Novak Djokovic opens up on Roger Federer and Rafael Nadal’s US Open absence

Novak Djokovic admits it will be ‘strange’ not to have Roger Federer and Rafael Nadal alongside him at the upcoming US Open as he aims to close the gap in the Grand Slam title race to his rivals.

Djokovic has arrived in New York for the Cincinnati Masters and US Open double-header which will take place at the Billie Jean King National Tennis Center this month.

As the world No 1 and on an 18-match winning streak this year, Djokovic will be the heavy favourite to claim both titles.

While Federer and Nadal have not beaten Djokovic at a Grand Slam since 2012 and 2014 respectively, their absence at the US Open will be keenly felt.

It means that if Djokovic is successful, he can close the gap to Nadal and Federer in the all-time list of Grand Slam wins.

Djokovic currently sits on 17 and with his formidable record on hard courts, he will be tough to beat, despite being away from competitive action for five months due to the coronavirus pandemic.

And he says making history is one of his major goals in the final years of his career.

“It is strange, because these two guys are the legends of our sport and with or without crowds, they are going to be missed a lot,” Djokovic told the New York Times.

“One of the reasons why I keep on playing professional tennis on this level is because I want to reach more heights in the tennis world.

“I cannot say it’s the main reason why I’m here, but it’s one of the reasons.

“First of all, I have to think about myself and my health and my fitness and whether my team is OK to be here.
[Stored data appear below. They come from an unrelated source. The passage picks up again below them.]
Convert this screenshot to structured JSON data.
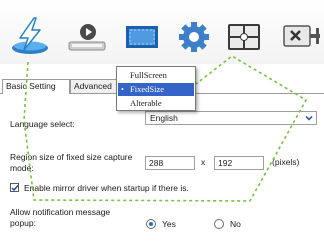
{
  "toolbar": {
    "icons": [
      "capture-icon",
      "record-icon",
      "screen-icon",
      "settings-icon",
      "layout-icon",
      "exit-icon"
    ]
  },
  "tabs": {
    "basic": "Basic Setting",
    "advanced": "Advanced"
  },
  "menu": {
    "items": [
      "FullScreen",
      "FixedSize",
      "Alterable"
    ],
    "selected": "FixedSize",
    "bullet": "•"
  },
  "form": {
    "language_label": "Language select:",
    "language_value": "English",
    "region_label": "Region size of fixed size capture mode:",
    "width_value": "288",
    "height_value": "192",
    "times": "x",
    "unit": "(pixels)",
    "mirror_label": "Enable mirror driver when startup if there is.",
    "mirror_checked": true,
    "notify_label": "Allow notification message popup:",
    "yes_label": "Yes",
    "no_label": "No",
    "notify_selected": "Yes"
  },
  "colors": {
    "menu_highlight": "#3464c8",
    "selection_marquee": "#7ac043",
    "radio_dot": "#1a6fd1"
  }
}
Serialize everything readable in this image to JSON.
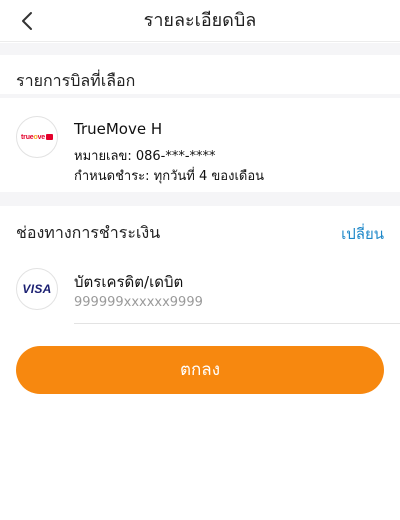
{
  "header": {
    "title": "รายละเอียดบิล",
    "back_icon": "chevron-left-icon"
  },
  "bill_section": {
    "title": "รายการบิลที่เลือก",
    "item": {
      "logo": "truemove-h-logo",
      "logo_text_a": "true",
      "logo_text_o": "o",
      "logo_text_b": "ve",
      "name": "TrueMove H",
      "number_line": "หมายเลข: 086-***-****",
      "due_line": "กำหนดชำระ: ทุกวันที่ 4 ของเดือน"
    }
  },
  "payment_section": {
    "title": "ช่องทางการชำระเงิน",
    "change_label": "เปลี่ยน",
    "method": {
      "logo": "visa-logo",
      "logo_text": "VISA",
      "label": "บัตรเครดิต/เดบิต",
      "card_number": "999999xxxxxx9999"
    }
  },
  "confirm_button": {
    "label": "ตกลง"
  },
  "colors": {
    "accent_orange": "#f7880f",
    "link_blue": "#1e88c9",
    "separator_gray": "#f5f5f7",
    "visa_blue": "#1a1f71",
    "true_red": "#e4002b"
  }
}
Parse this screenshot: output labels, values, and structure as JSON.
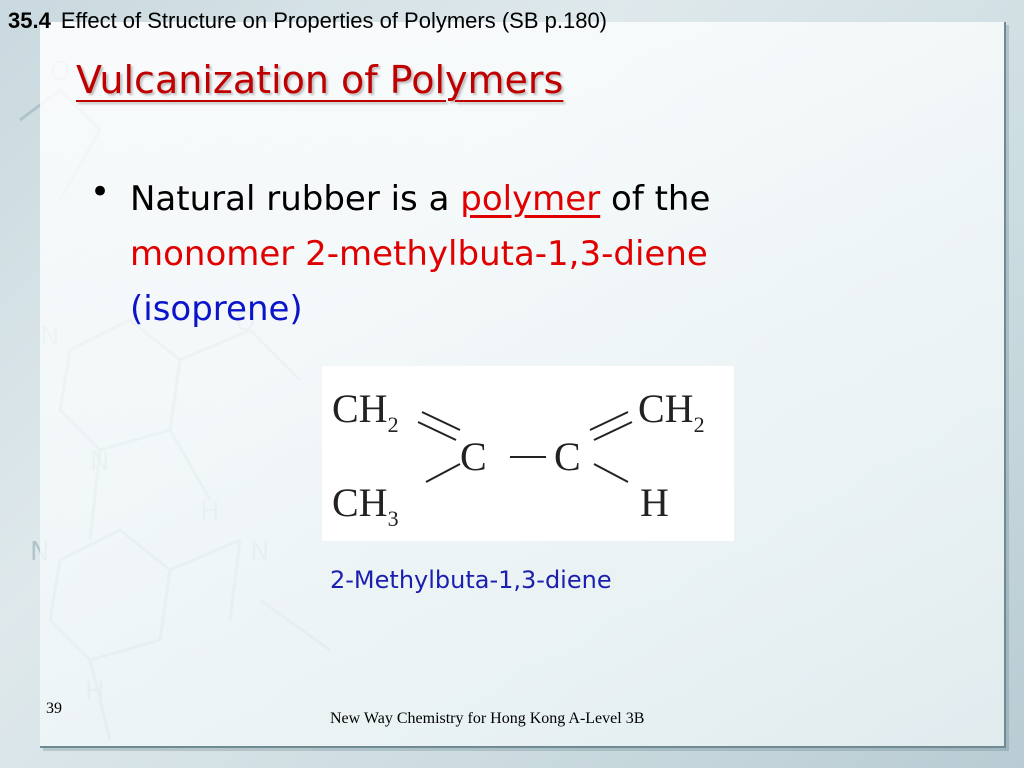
{
  "header": {
    "section_number": "35.4",
    "section_title": "Effect of Structure on Properties of Polymers (SB p.180)"
  },
  "title": "Vulcanization of Polymers",
  "bullet": {
    "marker": "•",
    "part1": "Natural rubber is a ",
    "polymer": "polymer",
    "part2": " of the",
    "monomer": "monomer 2-methylbuta-1,3-diene",
    "isoprene": "(isoprene)"
  },
  "structure": {
    "top_left": "CH",
    "top_left_sub": "2",
    "bottom_left": "CH",
    "bottom_left_sub": "3",
    "center_left": "C",
    "center_right": "C",
    "top_right": "CH",
    "top_right_sub": "2",
    "bottom_right": "H"
  },
  "caption": "2-Methylbuta-1,3-diene",
  "page_number": "39",
  "footer": "New Way Chemistry for Hong Kong A-Level 3B",
  "colors": {
    "title_red": "#c00000",
    "highlight_red": "#e00000",
    "blue": "#0a14c8",
    "caption_blue": "#1a1fb0"
  }
}
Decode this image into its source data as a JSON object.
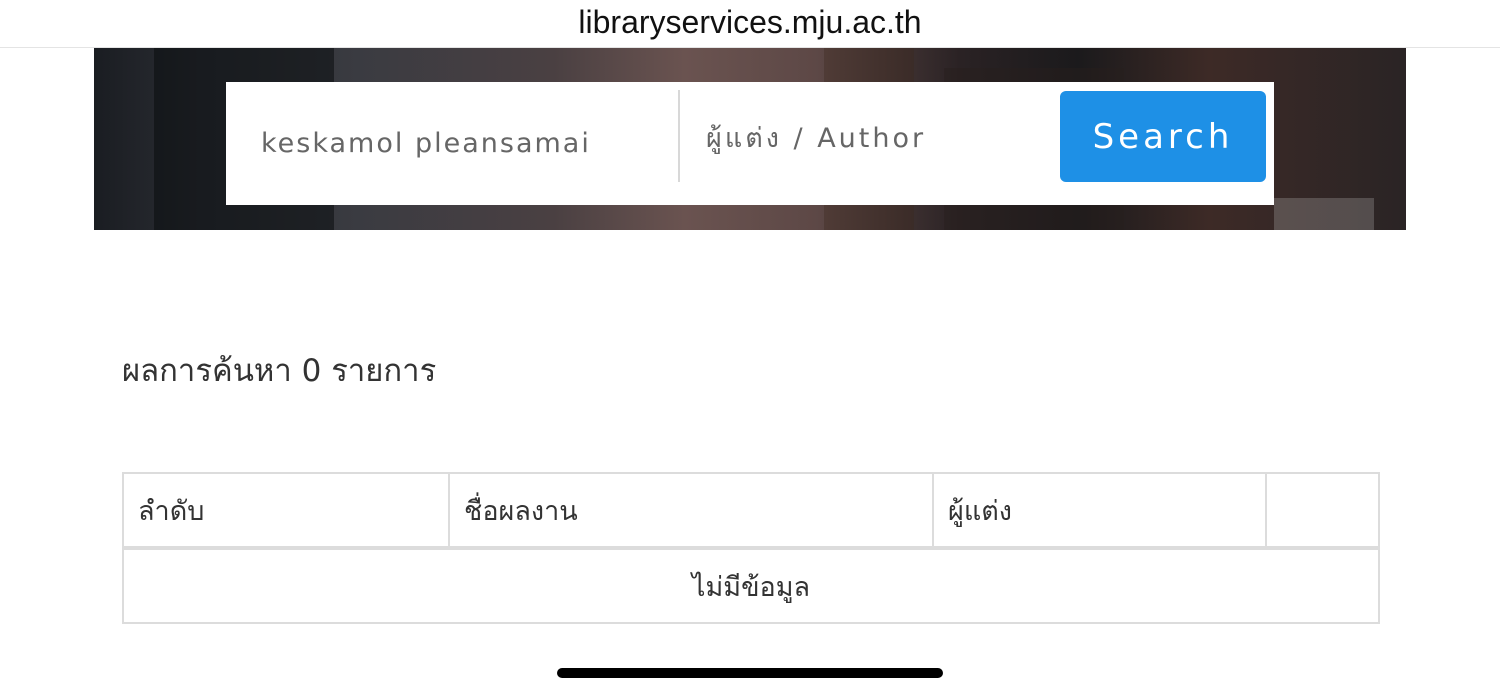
{
  "browser": {
    "url": "libraryservices.mju.ac.th"
  },
  "search": {
    "query_value": "keskamol pleansamai",
    "field_type": "ผู้แต่ง / Author",
    "button_label": "Search"
  },
  "results": {
    "summary": "ผลการค้นหา 0 รายการ",
    "columns": [
      "ลำดับ",
      "ชื่อผลงาน",
      "ผู้แต่ง",
      ""
    ],
    "empty_message": "ไม่มีข้อมูล"
  },
  "colors": {
    "accent": "#1e90e6"
  }
}
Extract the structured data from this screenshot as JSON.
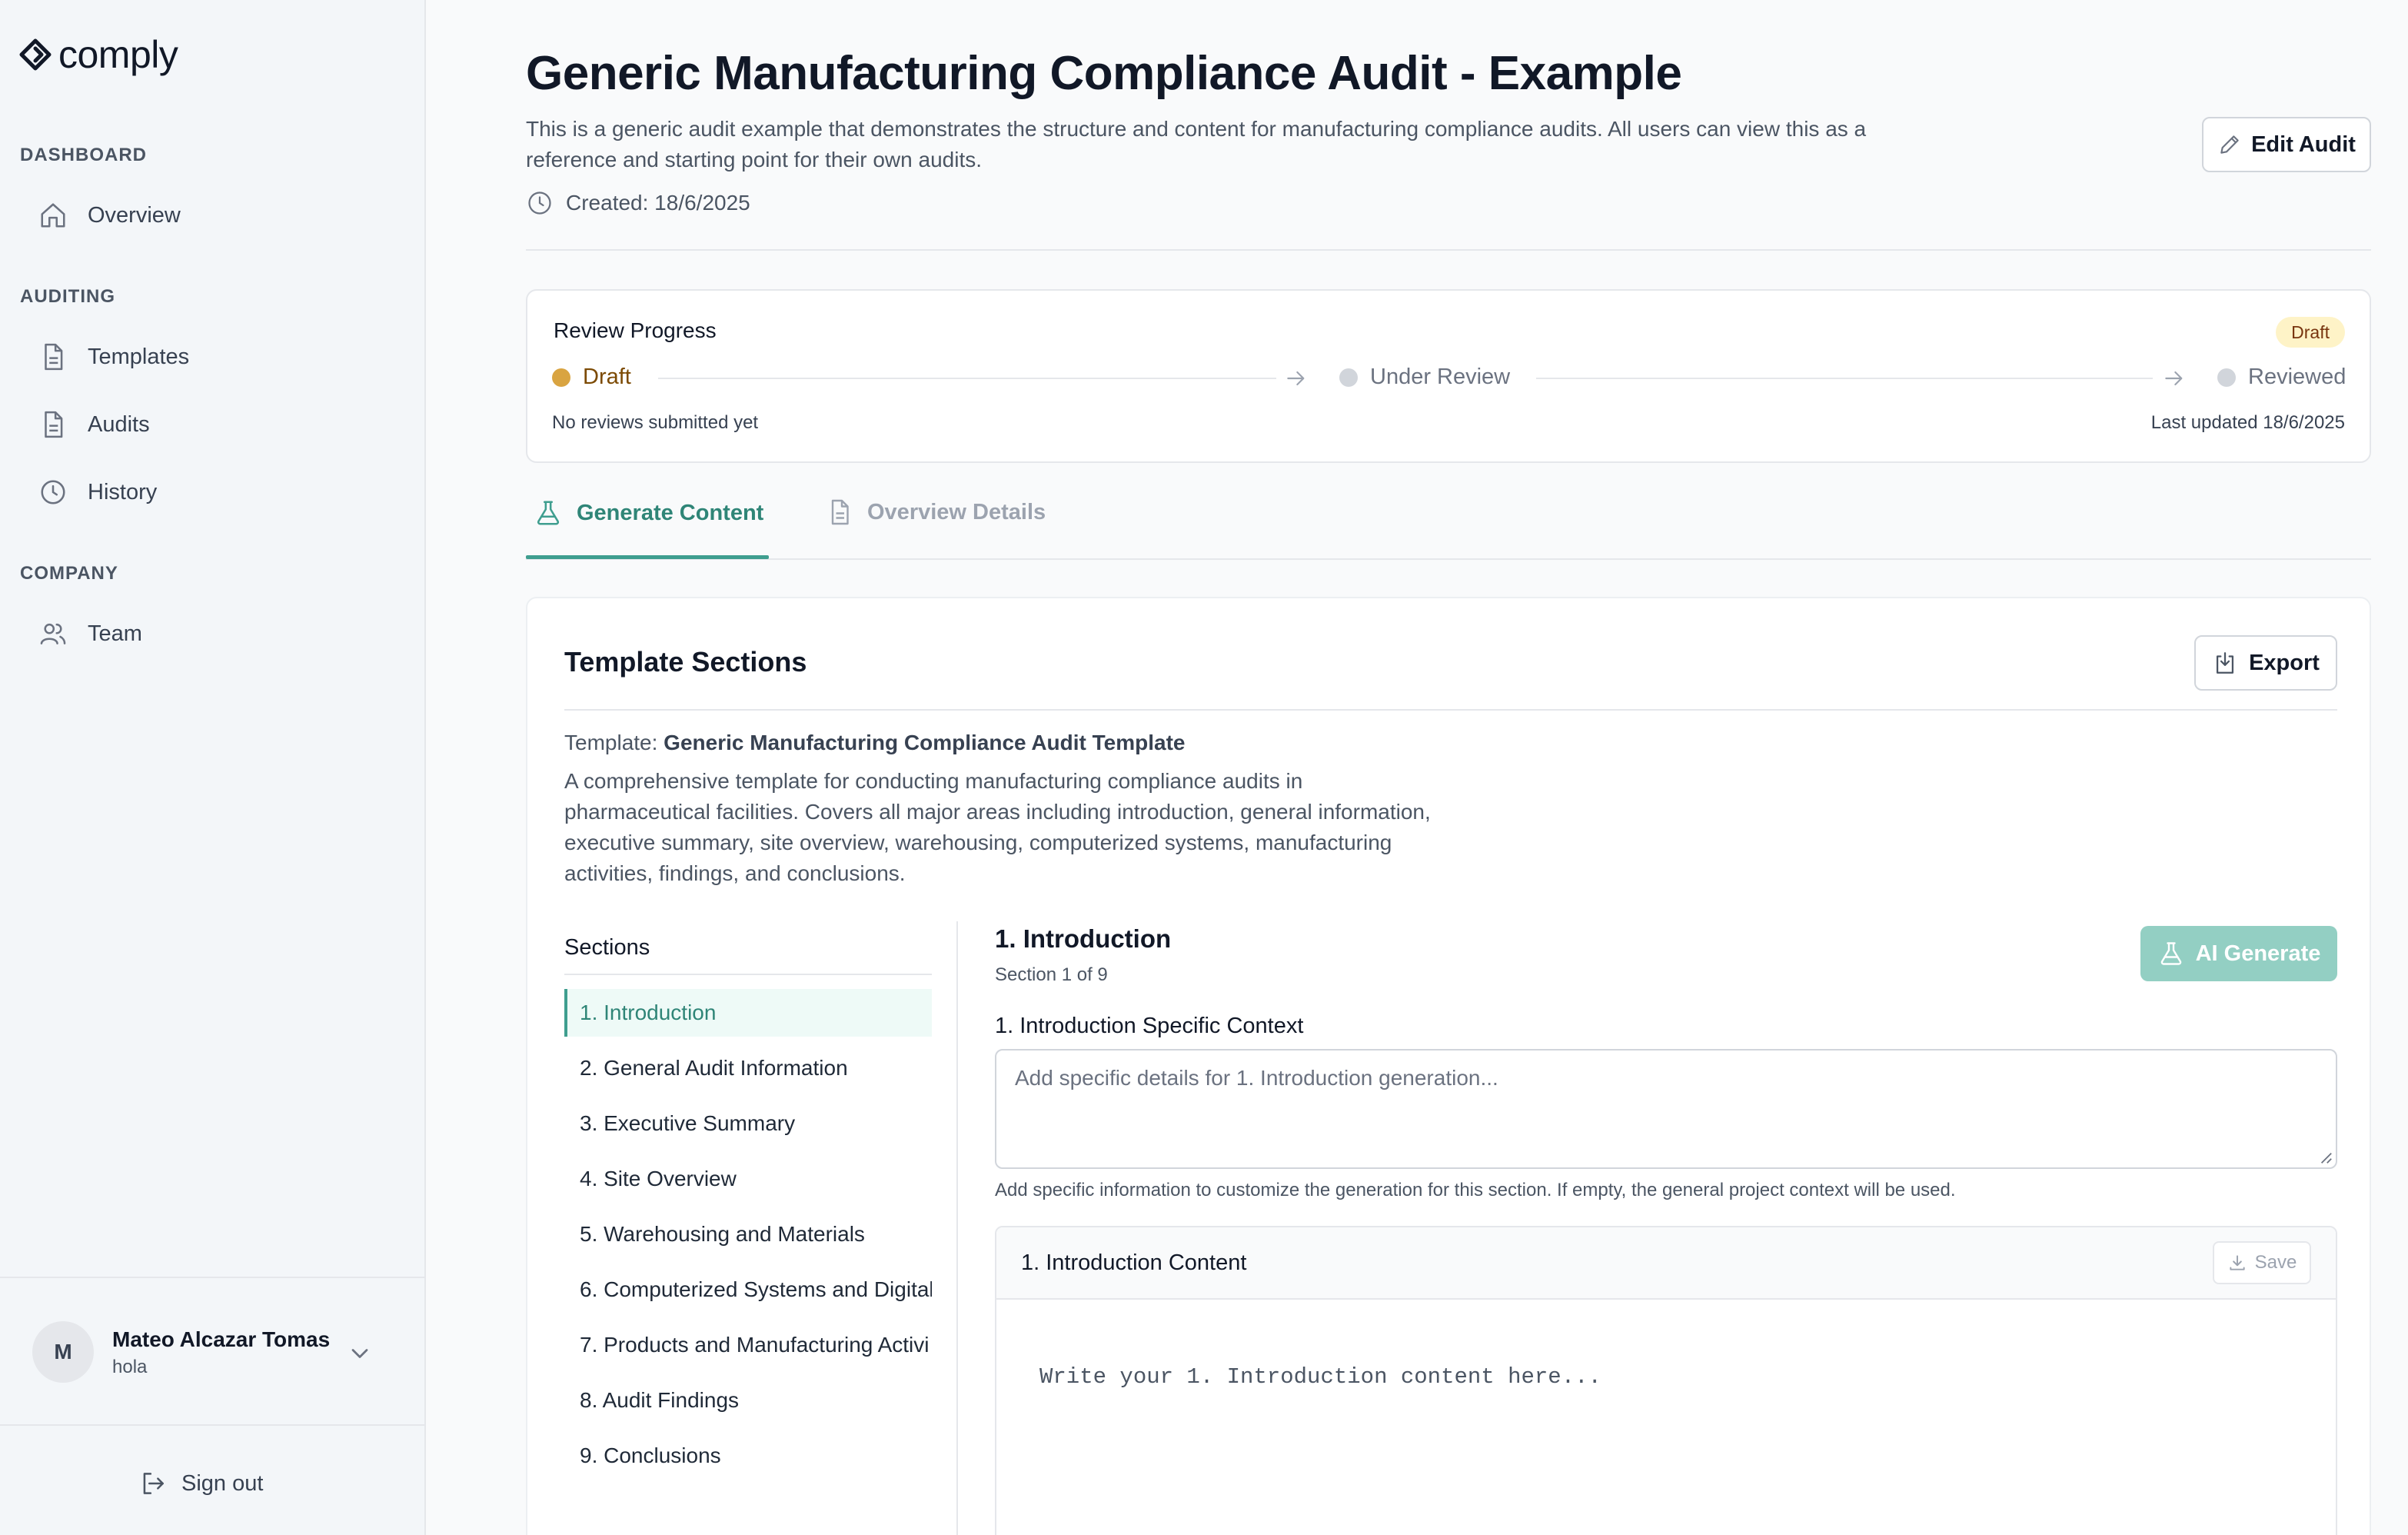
{
  "app": {
    "brand": "comply"
  },
  "sidebar": {
    "sections": [
      {
        "heading": "DASHBOARD",
        "items": [
          {
            "label": "Overview",
            "icon": "home-icon"
          }
        ]
      },
      {
        "heading": "AUDITING",
        "items": [
          {
            "label": "Templates",
            "icon": "file-icon"
          },
          {
            "label": "Audits",
            "icon": "file-icon"
          },
          {
            "label": "History",
            "icon": "clock-icon"
          }
        ]
      },
      {
        "heading": "COMPANY",
        "items": [
          {
            "label": "Team",
            "icon": "users-icon"
          }
        ]
      }
    ],
    "user": {
      "initial": "M",
      "name": "Mateo Alcazar Tomas",
      "subtitle": "hola"
    },
    "signout_label": "Sign out"
  },
  "header": {
    "title": "Generic Manufacturing Compliance Audit - Example",
    "description": "This is a generic audit example that demonstrates the structure and content for manufacturing compliance audits. All users can view this as a reference and starting point for their own audits.",
    "created": "Created: 18/6/2025",
    "edit_label": "Edit Audit"
  },
  "review": {
    "title": "Review Progress",
    "badge": "Draft",
    "steps": [
      {
        "label": "Draft",
        "state": "current"
      },
      {
        "label": "Under Review",
        "state": "pending"
      },
      {
        "label": "Reviewed",
        "state": "pending"
      }
    ],
    "note_left": "No reviews submitted yet",
    "note_right": "Last updated 18/6/2025"
  },
  "tabs": [
    {
      "label": "Generate Content",
      "active": true
    },
    {
      "label": "Overview Details",
      "active": false
    }
  ],
  "template_card": {
    "title": "Template Sections",
    "export_label": "Export",
    "template_prefix": "Template: ",
    "template_name": "Generic Manufacturing Compliance Audit Template",
    "template_desc": "A comprehensive template for conducting manufacturing compliance audits in pharmaceutical facilities. Covers all major areas including introduction, general information, executive summary, site overview, warehousing, computerized systems, manufacturing activities, findings, and conclusions.",
    "sections_heading": "Sections",
    "sections": [
      "1. Introduction",
      "2. General Audit Information",
      "3. Executive Summary",
      "4. Site Overview",
      "5. Warehousing and Materials",
      "6. Computerized Systems and Digital",
      "7. Products and Manufacturing Activi",
      "8. Audit Findings",
      "9. Conclusions"
    ],
    "active_section": 0
  },
  "section_detail": {
    "title": "1. Introduction",
    "subtitle": "Section 1 of 9",
    "ai_label": "AI Generate",
    "context_label": "1. Introduction Specific Context",
    "context_placeholder": "Add specific details for 1. Introduction generation...",
    "context_help": "Add specific information to customize the generation for this section. If empty, the general project context will be used.",
    "content_title": "1. Introduction Content",
    "save_label": "Save",
    "content_placeholder": "Write your 1. Introduction content here..."
  },
  "colors": {
    "accent": "#3f9e8f",
    "draft": "#d9a441",
    "pending": "#d1d5db"
  }
}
Once that was checked, then I of course also felt responsible as a top player to be here. It’s important for our sport to keep going.”

Djokovic arrives in New York on the back of overcoming mild coronavirus symptoms after testing positive following the Adria Tour.

The 33-year-old was heavily criticised for his part in the exhibition which saw three other players, his coach Goran Ivanisevic and wife Jelena also contract the virus.

But he insists his intentions were always in the right place and said it felt like a witch hunt against him.

“We tried to do something with the right intentions,” Djokovic said.

“Yes, there were some steps that could have been done differently, of course, but am I going to be then forever blamed for doing a mistake?

“I mean, OK, if this is the way, fine, I’ll accept it, because that’s the only thing I can do. Whether it’s fair or not, you tell me, but I know that the intentions were right and correct, and if I had the chance to do the Adria Tour again, I would do it again.

“I don’t think I’ve done anything bad to be honest. I do feel sorry for people that were infected. Do I feel guilty for anybody that was infected from that point onward in Serbia, Croatia and the region? Of course not.

“It’s like a witch hunt, to be honest. How can you blame one individual for everything?”